The United States has certain rights and responsibilities in dealing with prisoners like those held in Cuba. According to the UN report, the Geneva Convention relative to the treatment of prisoners of war allows a nation in an armed conflict to detain those people who pose a threat to its safety until the end of the conflict. The report clarifies, however, that the convention does not allow nations to hold detainees indefinitely simply for the purpose of interrogation.

The first problem with the U.S. camp in Cuba is that not all of the prisoners there came from an area in which the U.S. is involved in an armed conflict. Six men of Algerian descent were handed over to the U.S. by the Bosnian government in 2002, according to a BBC report. Although these men and others in Guantánamo were arrested on suspicion of terrorism, they are not truly prisoners of war.

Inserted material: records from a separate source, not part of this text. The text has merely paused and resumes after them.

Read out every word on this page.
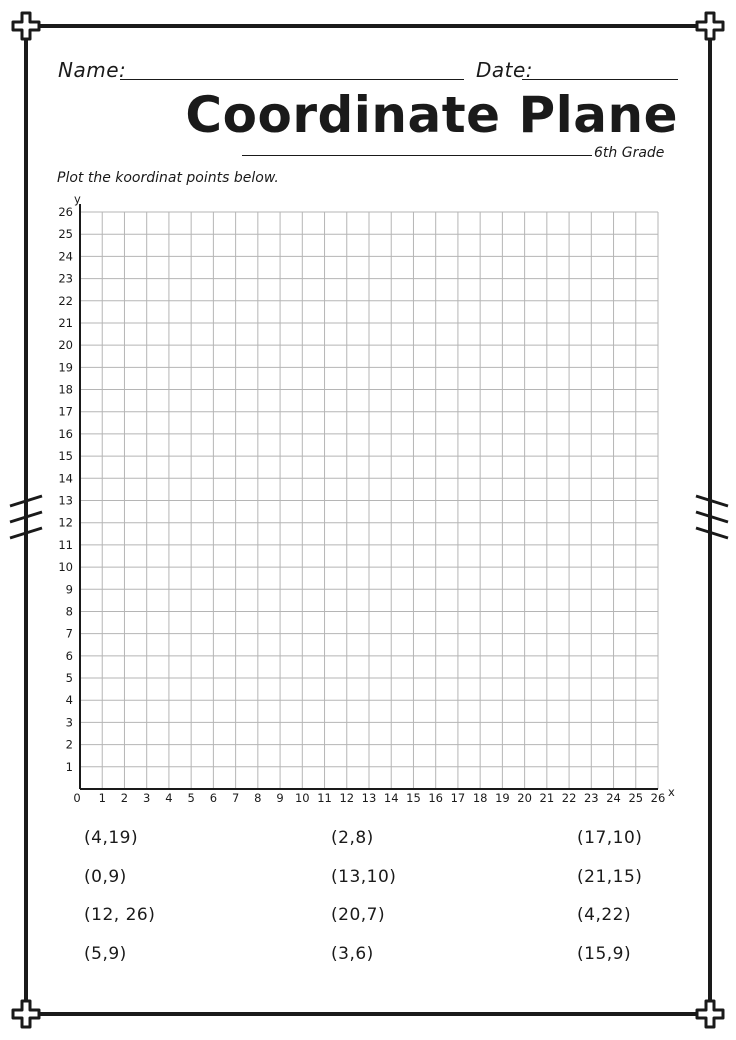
Name:	Date:
Coordinate Plane
6th Grade
Plot the koordinat points below.
0 1 2 3 4 5 6 7 8 9 10 11 12 13 14 15 16 17 18 19 20 21 22 23 24 25 26
1
2
3
4
5
6
7
8
9
10
11
12
13
14
15
16
17
18
19
20
21
22
23
24
25
26
x
y
(4,19)
(0,9)
(12, 26)
(5,9)
(2,8)
(13,10)
(20,7)
(3,6)
(17,10)
(21,15)
(4,22)
(15,9)
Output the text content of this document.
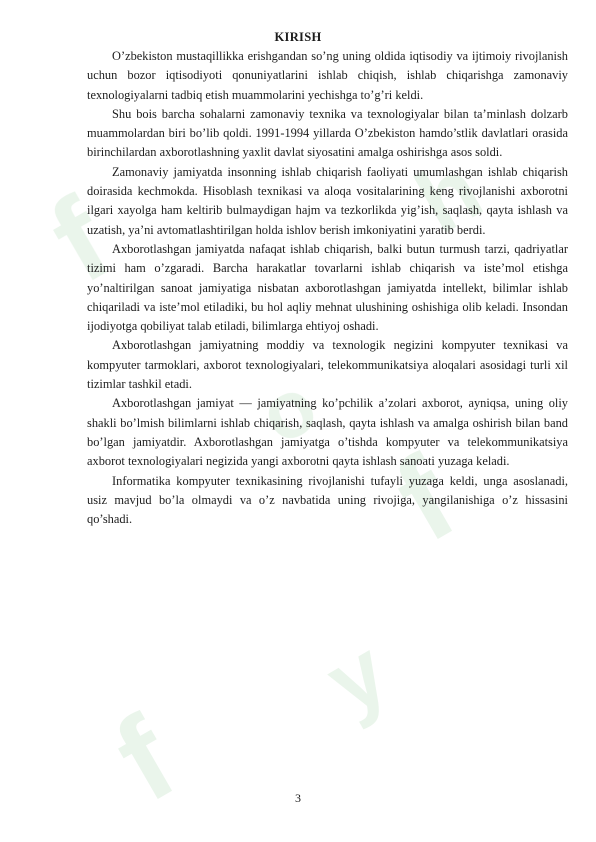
f
f
f
h
o
y
KIRISH

O’zbekiston mustaqillikka erishgandan so’ng uning oldida iqtisodiy va ijtimoiy rivojlanish uchun bozor iqtisodiyoti qonuniyatlarini ishlab chiqish, ishlab chiqarishga zamonaviy texnologiyalarni tadbiq etish muammolarini yechishga to’g’ri keldi.

Shu bois barcha sohalarni zamonaviy texnika va texnologiyalar bilan ta’minlash dolzarb muammolardan biri bo’lib qoldi. 1991-1994 yillarda O’zbekiston hamdo’stlik davlatlari orasida birinchilardan axborotlashning yaxlit davlat siyosatini amalga oshirishga asos soldi.

Zamonaviy jamiyatda insonning ishlab chiqarish faoliyati umumlashgan ishlab chiqarish doirasida kechmokda. Hisoblash texnikasi va aloqa vositalarining keng rivojlanishi axborotni ilgari xayolga ham keltirib bulmaydigan hajm va tezkorlikda yig’ish, saqlash, qayta ishlash va uzatish, ya’ni avtomatlashtirilgan holda ishlov berish imkoniyatini yaratib berdi.

Axborotlashgan jamiyatda nafaqat ishlab chiqarish, balki butun turmush tarzi, qadriyatlar tizimi ham o’zgaradi. Barcha harakatlar tovarlarni ishlab chiqarish va iste’mol etishga yo’naltirilgan sanoat jamiyatiga nisbatan axborotlashgan jamiyatda intellekt, bilimlar ishlab chiqariladi va iste’mol etiladiki, bu hol aqliy mehnat ulushining oshishiga olib keladi. Insondan ijodiyotga qobiliyat talab etiladi, bilimlarga ehtiyoj oshadi.

Axborotlashgan jamiyatning moddiy va texnologik negizini kompyuter texnikasi va kompyuter tarmoklari, axborot texnologiyalari, telekommunikatsiya aloqalari asosidagi turli xil tizimlar tashkil etadi.

Axborotlashgan jamiyat — jamiyatning ko’pchilik a’zolari axborot, ayniqsa, uning oliy shakli bo’lmish bilimlarni ishlab chiqarish, saqlash, qayta ishlash va amalga oshirish bilan band bo’lgan jamiyatdir. Axborotlashgan jamiyatga o’tishda kompyuter va telekommunikatsiya axborot texnologiyalari negizida yangi axborotni qayta ishlash sanoati yuzaga keladi.

Informatika kompyuter texnikasining rivojlanishi tufayli yuzaga keldi, unga asoslanadi, usiz mavjud bo’la olmaydi va o’z navbatida uning rivojiga, yangilanishiga o’z hissasini qo’shadi.

3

While, the U.S. claims to be at war with "terrorism," it cannot use that claim to treat any terrorist as a prisoner of war. The U.S. would argue that this war is something new, because it is against a trans-national group, but it is not the first time that the U.S. has fought such a group. The U.S. has been battling drug cartels in Latin America for over a decade. Those criminals are taken prisoner and tried for the crimes that they have committed. The U.S. must likewise try those terrorists arrested for crimes not connected to Iraq or Afghanistan as normal criminals. Otherwise, the U.S. could justify treating any criminal as a prisoner of war. Moreover, the fact that members of al-Qaeda do not wear uniforms only makes trials more important. The U.S. should be concerned not only with letting terrorists go free, but also with arresting innocents.

Even those prisoners who clearly are prisoners of war deserve better treatment than they have received in Cuba. Regardless of whether claims of torture and other inhumane treatments are true, the detainees there have been denied any legal options -- in many cases, for years. They have not been tried for any crimes. It is entirely likely that there are innocent men detained there.

In the United States, the Constitution guarantees the right to a fair and speedy trial to prove guilt. While it is true that this right does not apply to non-citizens, it is still a principle that is central to the American idea of justice. On June 28, 2004, the Supreme Court ruled in Rasul v. Bush that detainees at Guantánamo have a right to be tried. To deny that right to these prisoners is a betrayal of justice.

In response to the U.N. report, Defense Secretary, Donald Rumsfeld argued that the U.S. has "several hundred terrorists, bad people, people if they went back out on the field would try to kill Americans." While it is probably an oversimplification to call the terrorists "bad people," Rumsfeld is right. The terrorists held at Guantánamo cannot simply be released. Rumsfeld skirts the issue, however, by assuming that all of the detainees are guilty. Assuming he is right and they all are guilty, Rumsfeld should have no reason to fear putting the detainees on trial.

Even if they were tried, the most that the Geneva Conventions allow is for the U.S. to hold the detainees until the end of the armed conflict. The Conventions allow an occupation like the one in Iraq and Afghanistan to be defined as such a conflict. It is therefore wrong to argue that all the prisoners should be released, but the U.S. must define when they will release these men. The real danger behind Bush's declaration of war on "terror" is that a victory is difficult to define. "Terror" is not going to sign surrender papers. Traditionally, the U.S. could only define members of the Taliban's army as soldiers of a foreign nation, and would thus have to release them after the war with that nation is over -- but the Bush administration has not defined the end of this war. It seems unlikely that they ever will, given the tremendous popularity boost that the war has given the administration.

The detainees at Guantánamo, then, have no hope unless the camp is drastically changed. The Bush administration, however, has no plan for dealing with the detainees at the base. In the meantime, the U.S. will continue to be seen as hypocritically denying the Western ideals it pretends to champion. As with so many other occasions of late, the administration has gotten itself in a mess for which it has no exit strategy.

Daniel Colbert is a Cavalier Daily Viewpoint Writer.